As of early 2021, KCSAN is still a bit picky about compiler versions, so the --kcsan-kmake-arg allows you to specify arguments to the --kmake-arg argument to kvm.sh. For example, right now, I use --kcsan-kmake-arg "CC=clang-11".
As noted earlier, both rcuscale and refscale can have tests added and removed over time. The torture.sh script deals with this by doing a grep through the rcuscale.c and refscale source code, respectively, and running all of the tests that it finds.

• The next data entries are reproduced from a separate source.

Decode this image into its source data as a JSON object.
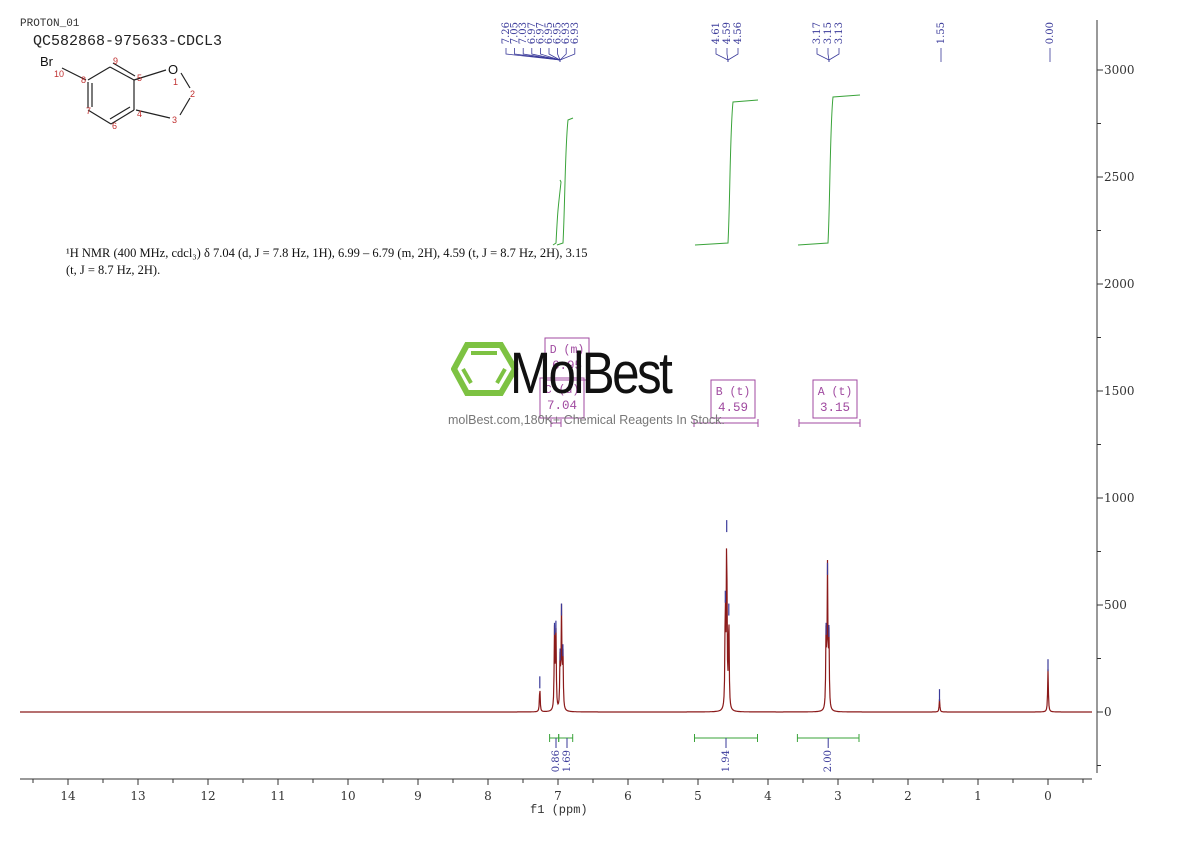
{
  "header": {
    "experiment": "PROTON_01",
    "sample": "QC582868-975633-CDCL3"
  },
  "structure": {
    "atoms": [
      {
        "label": "Br",
        "num": "10"
      },
      {
        "label": "",
        "num": "8"
      },
      {
        "label": "",
        "num": "9"
      },
      {
        "label": "",
        "num": "5"
      },
      {
        "label": "O",
        "num": "1"
      },
      {
        "label": "",
        "num": "2"
      },
      {
        "label": "",
        "num": "3"
      },
      {
        "label": "",
        "num": "4"
      },
      {
        "label": "",
        "num": "6"
      },
      {
        "label": "",
        "num": "7"
      }
    ]
  },
  "nmr_description": {
    "line1": "¹H NMR (400 MHz, cdcl₃) δ 7.04 (d, J = 7.8 Hz, 1H), 6.99 – 6.79 (m, 2H), 4.59 (t, J = 8.7 Hz, 2H), 3.15",
    "line2": "(t, J = 8.7 Hz, 2H)."
  },
  "watermark": {
    "brand": "MolBest",
    "tagline": "molBest.com,180K+ Chemical Reagents In Stock.",
    "logo_color": "#7dc242"
  },
  "multiplets": [
    {
      "id": "D",
      "type": "m",
      "shift": "6.95"
    },
    {
      "id": "C",
      "type": "d",
      "shift": "7.04"
    },
    {
      "id": "B",
      "type": "t",
      "shift": "4.59"
    },
    {
      "id": "A",
      "type": "t",
      "shift": "3.15"
    }
  ],
  "peak_labels": [
    "7.26",
    "7.05",
    "7.03",
    "6.97",
    "6.97",
    "6.95",
    "6.95",
    "6.93",
    "6.93",
    "4.61",
    "4.59",
    "4.56",
    "3.17",
    "3.15",
    "3.13",
    "1.55",
    "0.00"
  ],
  "integrals": [
    "0.86",
    "1.69",
    "1.94",
    "2.00"
  ],
  "colors": {
    "spectrum": "#8b1a1a",
    "integral": "#3aa33a",
    "peak_label": "#3a3a9a",
    "multiplet_box": "#a04aa0",
    "axis": "#333333"
  },
  "chart_data": {
    "type": "line",
    "title": "QC582868-975633-CDCL3",
    "subtitle": "PROTON_01",
    "xlabel": "f1 (ppm)",
    "ylabel": "",
    "xlim": [
      14.7,
      -0.6
    ],
    "ylim": [
      -300,
      3250
    ],
    "x_ticks": [
      "14",
      "13",
      "12",
      "11",
      "10",
      "9",
      "8",
      "7",
      "6",
      "5",
      "4",
      "3",
      "2",
      "1",
      "0"
    ],
    "y_ticks": [
      "3000",
      "2500",
      "2000",
      "1500",
      "1000",
      "500",
      "0"
    ],
    "grid": false,
    "peaks": [
      {
        "ppm": 7.26,
        "intensity": 120
      },
      {
        "ppm": 7.05,
        "intensity": 370
      },
      {
        "ppm": 7.03,
        "intensity": 380
      },
      {
        "ppm": 6.97,
        "intensity": 250
      },
      {
        "ppm": 6.95,
        "intensity": 460
      },
      {
        "ppm": 6.93,
        "intensity": 270
      },
      {
        "ppm": 4.61,
        "intensity": 520
      },
      {
        "ppm": 4.59,
        "intensity": 850
      },
      {
        "ppm": 4.56,
        "intensity": 460
      },
      {
        "ppm": 3.17,
        "intensity": 370
      },
      {
        "ppm": 3.15,
        "intensity": 650
      },
      {
        "ppm": 3.13,
        "intensity": 360
      },
      {
        "ppm": 1.55,
        "intensity": 60
      },
      {
        "ppm": 0.0,
        "intensity": 200
      }
    ],
    "integrals": [
      {
        "from": 7.12,
        "to": 6.99,
        "value": 0.86
      },
      {
        "from": 6.99,
        "to": 6.79,
        "value": 1.69
      },
      {
        "from": 5.05,
        "to": 4.15,
        "value": 1.94
      },
      {
        "from": 3.58,
        "to": 2.7,
        "value": 2.0
      }
    ],
    "multiplets": [
      {
        "label": "A (t)",
        "shift": 3.15
      },
      {
        "label": "B (t)",
        "shift": 4.59
      },
      {
        "label": "C (d)",
        "shift": 7.04
      },
      {
        "label": "D (m)",
        "shift": 6.95
      }
    ]
  }
}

The --duration argument specifies the duration base, which, as noted earlier, defaults to 10 minutes. This duration base is apportioned across the kvm.sh script's --duration parameter, with 70% for rcutorture, 10% for locktorture, and 20% for scftorture. So if you specify --duration 20 to torture.sh, the rcutorture kvm.sh runs will specify --duration 14, the locktorture kvm.sh runs will specify --duration 2, and the scftorture kvm.sh runs will specify --duration 4.
The 100GB full run is addressed at least partially by compressing KASAN vmlinux files, which gains roughly a factor of two overall, courtesy of the 1GB size of each such file. Normally, torture.sh uses all available CPUs to do the compression, but you can restrict it using the --compress-kasan-vmlinux parameter. At the extreme, --compress-kasan-vmlinux 0 will disable compression entirely, which can be an attractive option given that compressing takes about an hour of wall-clock time on my 16-CPU laptop.
Finally, torture.sh places all of its output under a date-stamped directory suffixed with -torture, for example, tools/testing/selftests/rcutorture/res/2
Taking all of this together, torture.sh provides a very useful overnight “acceptance test” for RCU.